Oddly, today is actually the first time I've ever gone to Gonzalez' HeroicHollywood.com before, even though I've read plenty of aggregate stories re-reporting one of his rumors. I was surprised to see that his site seems to run a little slow, or at least it does in the Firefox browser on my aging laptop which needs to be replaced sooner rather than later. Either way, simply accessing the articles detailing the Batman v Superman and Wonder Woman rumors was a bit of a chore because a sponsored videos kept routinely playing in the top right hand corner of the site.

But that's how he makes money, or at least it's one way he does. Sites like BirthMoviesDeath, FilmSchoolRejects, Vox and Grantland appear to (or at least used to) have some form of corporate backing, like the Alamo Drafthouse for BMD or Comcast for Vox. However, advertising money is drying up. Using my own very small site as an example, my web traffic has been rock steady for the past year, but the ad revenue has been on the gradual decline. Why? Plenty of complicated reasons, I'm sure, but it might have something to do with the way web companies are making it easier for readers to avoid having to view any ads online, as MondayNote recently explained, "Ad blocking started as an initiative by independent developers who wanted to improve our browsing experience. Now that at least one company, Apple, has made Content Blocking 'official,' ad-supported publishing business models are in trouble."

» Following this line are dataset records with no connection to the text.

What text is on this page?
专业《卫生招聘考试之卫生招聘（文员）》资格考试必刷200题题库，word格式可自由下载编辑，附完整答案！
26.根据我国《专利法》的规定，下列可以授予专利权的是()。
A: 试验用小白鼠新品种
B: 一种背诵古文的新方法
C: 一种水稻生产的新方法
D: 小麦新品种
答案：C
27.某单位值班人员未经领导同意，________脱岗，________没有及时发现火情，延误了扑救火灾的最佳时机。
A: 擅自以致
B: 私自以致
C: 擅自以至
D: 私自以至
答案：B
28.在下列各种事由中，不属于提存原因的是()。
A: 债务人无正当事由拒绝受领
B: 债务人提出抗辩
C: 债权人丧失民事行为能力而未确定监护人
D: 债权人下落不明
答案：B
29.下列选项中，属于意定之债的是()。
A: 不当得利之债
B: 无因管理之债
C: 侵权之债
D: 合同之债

More Batman, Wonder Woman in WWI & The Business of Superhero Movie RumorsRemoving my own site out of the equation, this is a problem which is internet wide, "We now have a race to the bottom where publishers use tricks ( some say fraud) to generate advertising revenue. This leads to pages that are overloaded with ads that publishers no longer control, combined with the collection of the most minute crevices of user behavior, information that's then pimped to advertisers who are constantly looking for more finely-tuned methods to target their ads. Ad Blocking technology - browser modules that could detect and block ads - emerged as a way to combat some of these abuses [...] We're now about to have a cleaner set of content blocking APIs in upcoming versions of Safari for OS X (desktop) and iOS 9 (mobile)."

The result is that "Marginally profitable Web sites, which is most of them, will lose advertising revenue and plunge into the red." The big institutional websites, the kind that are already behind paywalls, will be fine. Everyone else will have to step up their game. "Too many sites are just echo chambers, they rewrite news releases, add strong adjectives and adverbs, and a bit of spin. Competition for attention, pageviews, and advertising dollars drives them to shout from the rooftops. If they don't want to disappear or be rolled up into a larger entity to 'optimize expenses,' they'll have to somehow get us to pay for their content."

Bringing it back to Batman and Wonder Woman, it still pays to talk about the latest rumors pertaining to their future cinematic adventures, but maybe not as much it used to. Somewhere out there right now Umberto Gonzalez is shaking hands and patting backs and arranging secretive meetings to land his next big scoop, and the rest of the internet will offer its response. Because, seriously, why can't Warner Bros. figure [insert latest annoying thing about their DC Cinematic Universe plans] out, and when is Marvel's [insert latest thing they're not getting around to as quickly as they should] going to happen?